2) Savage's The Foundations of Statistics (1954) is much harder than Luce and Raiffa, but it introduces an axiomatic system of subjective utility theory that complements objective utility theory well.
3) Fagin, Halpern, Moses and Vardi's Reasoning About Knowledge (2004) contains a reasonable introduction to statistics via the Kolmogorov axiomatization. It is suitable for technically minded philosophy students who have no background in measure theory, set theory or analysis.
4) Modern statistics builds heavily on calculus. You may want to brush up - I really like Bressoud's A Radical Approach to Real Analysis (2006). If you find yourself into the Kolmogorov axiomatization, you should also check out Bressoud's A Radical Approach to Lebesgue Measure Theory (2008).
These books should give you some perspective on the different traditions in philosophy of statistics and rational decision theory. After this Jaynes should make a lot of sense - he belongs to the "subjective" camp that Savage pioneered. However, it is important to understand when studying philosophy of statistics that there are multiple camps and they have different perspectives.
Despite other suggestions, I encourage you to read the whole book, not just the first chapters. It will give you a very solid understanding of theoretical probability theory, on things like "why the normal", group symmetry priors, nonconglomerability, A_p distributions, etc.
On the other hand, when you have read the first 6 chapters of Jaynes, go look at the first part of Sivia, you'll see Jaynes' concepts laid out with more simpler examples and a high degree of clarity.
The second part of Sivia and the Gelman/Carlin/Stern/Rubin could be used to gain a deeper understanding of what modern probabilistic models actually are and how they are used in practice.
Be aware though, after Jaynes, tolerating the sloppy thinking that is endemic in the field would be much harder.
There is a Further Reading section of the Wikipedia page on Bayesian Inference I am working through. PTTLOS is under the "Advanced" subsection, but there are plenty of titles in the "Elementary" subsection that probably constitute a good buildup.

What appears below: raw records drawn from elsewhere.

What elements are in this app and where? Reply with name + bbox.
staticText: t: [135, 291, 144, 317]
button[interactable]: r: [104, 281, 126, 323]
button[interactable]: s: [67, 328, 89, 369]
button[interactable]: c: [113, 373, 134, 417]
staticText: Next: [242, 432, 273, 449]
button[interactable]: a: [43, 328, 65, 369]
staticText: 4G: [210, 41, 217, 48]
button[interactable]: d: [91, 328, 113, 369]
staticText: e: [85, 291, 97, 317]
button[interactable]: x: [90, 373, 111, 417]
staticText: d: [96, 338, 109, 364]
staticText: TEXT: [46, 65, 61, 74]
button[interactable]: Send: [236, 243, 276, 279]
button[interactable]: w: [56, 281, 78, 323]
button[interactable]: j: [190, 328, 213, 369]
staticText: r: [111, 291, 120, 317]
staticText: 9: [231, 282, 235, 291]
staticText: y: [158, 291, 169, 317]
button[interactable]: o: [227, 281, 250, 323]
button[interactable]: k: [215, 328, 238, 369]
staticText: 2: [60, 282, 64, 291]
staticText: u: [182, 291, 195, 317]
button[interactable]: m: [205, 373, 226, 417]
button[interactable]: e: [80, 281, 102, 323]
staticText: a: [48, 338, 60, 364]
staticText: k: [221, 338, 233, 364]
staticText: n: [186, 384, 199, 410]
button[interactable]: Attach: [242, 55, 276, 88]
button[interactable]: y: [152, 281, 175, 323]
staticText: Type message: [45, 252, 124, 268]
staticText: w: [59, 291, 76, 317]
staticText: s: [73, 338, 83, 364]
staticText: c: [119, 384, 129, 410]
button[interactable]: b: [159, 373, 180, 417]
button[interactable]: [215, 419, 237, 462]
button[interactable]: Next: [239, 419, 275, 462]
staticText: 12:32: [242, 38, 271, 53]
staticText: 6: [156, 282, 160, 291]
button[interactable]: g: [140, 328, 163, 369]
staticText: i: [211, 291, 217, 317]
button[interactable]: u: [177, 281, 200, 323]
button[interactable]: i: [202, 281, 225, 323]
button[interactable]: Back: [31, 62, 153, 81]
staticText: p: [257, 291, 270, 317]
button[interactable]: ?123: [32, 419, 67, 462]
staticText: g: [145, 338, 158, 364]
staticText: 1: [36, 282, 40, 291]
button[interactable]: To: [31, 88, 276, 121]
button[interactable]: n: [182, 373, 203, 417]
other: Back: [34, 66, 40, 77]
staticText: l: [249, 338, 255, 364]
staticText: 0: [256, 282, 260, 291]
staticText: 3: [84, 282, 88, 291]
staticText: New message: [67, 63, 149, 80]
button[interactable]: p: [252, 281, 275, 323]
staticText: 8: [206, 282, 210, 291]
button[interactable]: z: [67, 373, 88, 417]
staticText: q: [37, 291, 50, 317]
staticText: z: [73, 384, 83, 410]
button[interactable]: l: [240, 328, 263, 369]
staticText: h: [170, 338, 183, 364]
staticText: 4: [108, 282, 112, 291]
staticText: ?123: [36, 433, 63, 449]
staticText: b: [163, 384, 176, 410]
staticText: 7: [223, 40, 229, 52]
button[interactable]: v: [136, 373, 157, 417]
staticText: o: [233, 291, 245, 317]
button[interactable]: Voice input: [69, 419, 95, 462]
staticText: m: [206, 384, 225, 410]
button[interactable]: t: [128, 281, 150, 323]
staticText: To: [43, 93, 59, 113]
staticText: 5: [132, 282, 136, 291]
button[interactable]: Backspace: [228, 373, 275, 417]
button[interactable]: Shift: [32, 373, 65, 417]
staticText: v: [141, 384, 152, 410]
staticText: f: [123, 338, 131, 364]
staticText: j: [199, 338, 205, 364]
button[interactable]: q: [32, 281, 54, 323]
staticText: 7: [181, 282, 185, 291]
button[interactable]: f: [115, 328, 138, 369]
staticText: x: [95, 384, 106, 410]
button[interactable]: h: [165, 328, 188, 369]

https://en.wikipedia.org/wiki/Bayesian_inference#Further_reading
I'm using sivias' Bayesian probability textbook based on the best textbooks recommendation. I'm noticing he spends a lot of time showing logical proofs of the equations, but in this disjointed fashion without bolding or emphasizing the important equations or concepts which forces me to often reread. I haven't taken a lot of advanced math, but have a very high math aptitude. Bolstad might have been a better choice for me, but it doesn't seem impossible so far.
Not too long ago, I asked LessWrong which math topics to learn. Eventually, I want to ask for what the prerequisites for each of those topics are and how I should go about learning them. This is a special case of that.
I'm rereading the sequences and Eliezer seems to love E.T. Jaynes. As part of my rationality self-study, I want to work my way through his Probability Theory: the Logic of Science. What math topics do I already need to understand to prepare myself for this? I learned calculus once upon a time, but not fantastically well, and I plan to start by reviewing that.
Also,
Despite Eliezer's praise of the "thousand-year-old vampire", it there a better book to learn probability theory?
Does anyone want to learn this (or the other math from my post above) with me? I'd love to have a partner or maybe even a work group. Location is no obstacle. [Two caveats: 1. I'm busy with stuff and may not be able to get into this for a few months 2. I hard, but I am incredibly slow at computation (such that on every math test I have ever taken, it took me at least 3 times as long as the second slowest person in the class to finish). You might find that I go to slow for you.]